You can remove the quotes ("")from the sql and replace with '$variable' which converts the whole query to a string.
Is the join.php in the same directory?
Are you throwing a cross domain error in your developer tools? If so you may have to use the jQuery workaround.
Your alert should fire whether or not the actual PHP code is executed- as long as it receives a response.
I would try to put an 'echo "TEST"' statement before your if($_POST) statement to debug. Continue messing with this method until you figure out where exactly your code is failing. If it still isn't executing the POST, check the file path for join.php and ensure it is in the same directory.
Also, are you trying to do this locally or is it hosted on a web server?

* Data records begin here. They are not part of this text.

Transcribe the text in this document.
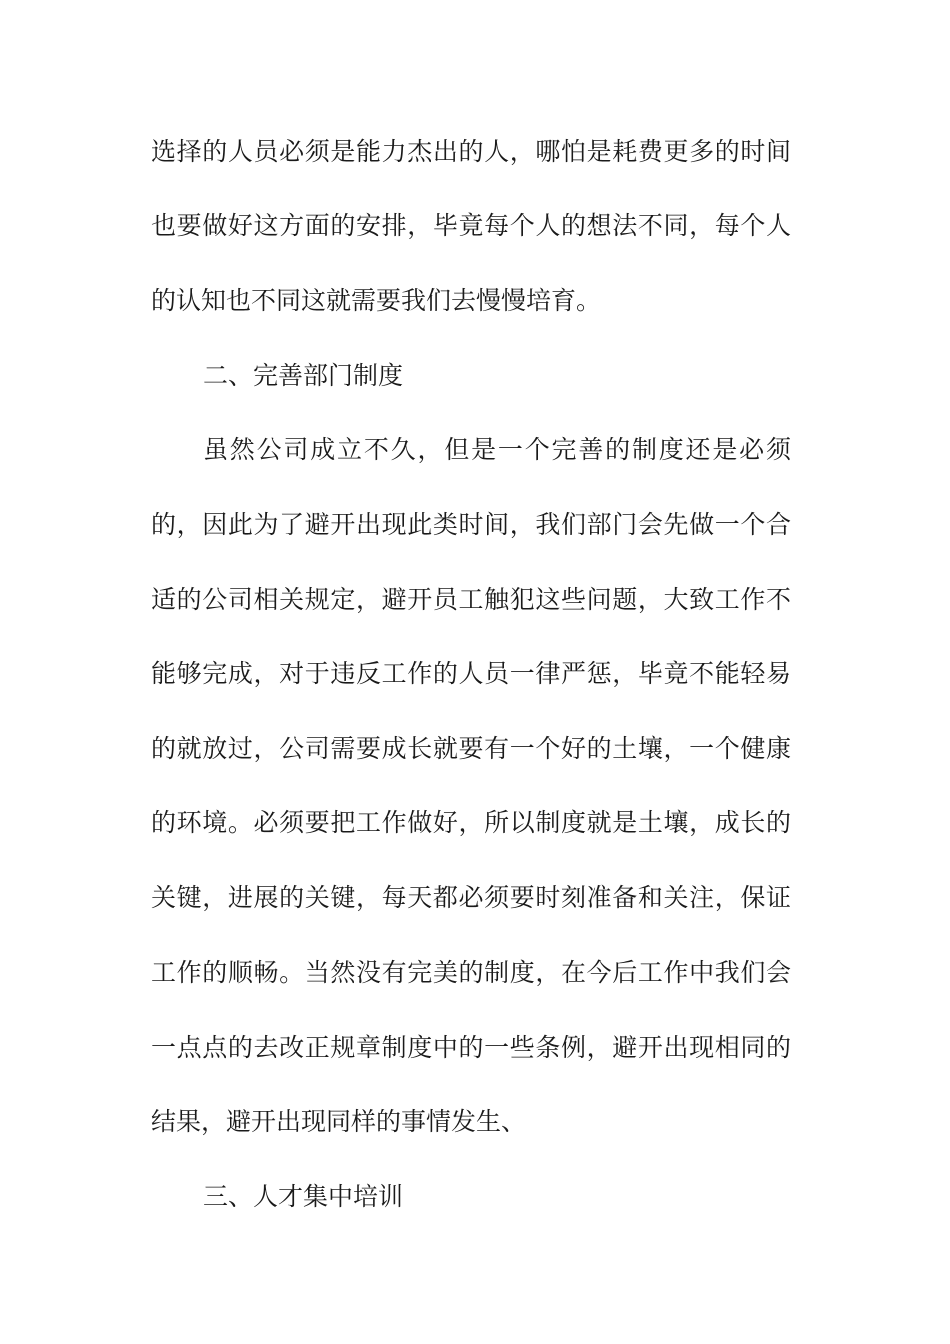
选择的人员必须是能力杰出的人，哪怕是耗费更多的时间
也要做好这方面的安排，毕竟每个人的想法不同，每个人
的认知也不同这就需要我们去慢慢培育。
二、完善部门制度
虽然公司成立不久，但是一个完善的制度还是必须
的，因此为了避开出现此类时间，我们部门会先做一个合
适的公司相关规定，避开员工触犯这些问题，大致工作不
能够完成，对于违反工作的人员一律严惩，毕竟不能轻易
的就放过，公司需要成长就要有一个好的土壤，一个健康
的环境。必须要把工作做好，所以制度就是土壤，成长的
关键，进展的关键，每天都必须要时刻准备和关注，保证
工作的顺畅。当然没有完美的制度，在今后工作中我们会
一点点的去改正规章制度中的一些条例，避开出现相同的
结果，避开出现同样的事情发生、
三、人才集中培训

Another note, you should use encodeURI(..) on user input prior to posting, as good practice.
Here is a refactor for the way you generate the data string, consider:
//create an object
var dataObj = {};
//get inputs from form with id = formID
//for each input, add a property matching the input id to the dataObj and store the value of the field as the value for that property.
$("#formID :input").each( function (this) {
var id = this.attr(id); //might be a bit off
var val = this.val(); //same here
dataObj[id] = encodeURI(val);
});
Syntax might be a bit off, haven't done this in awhile.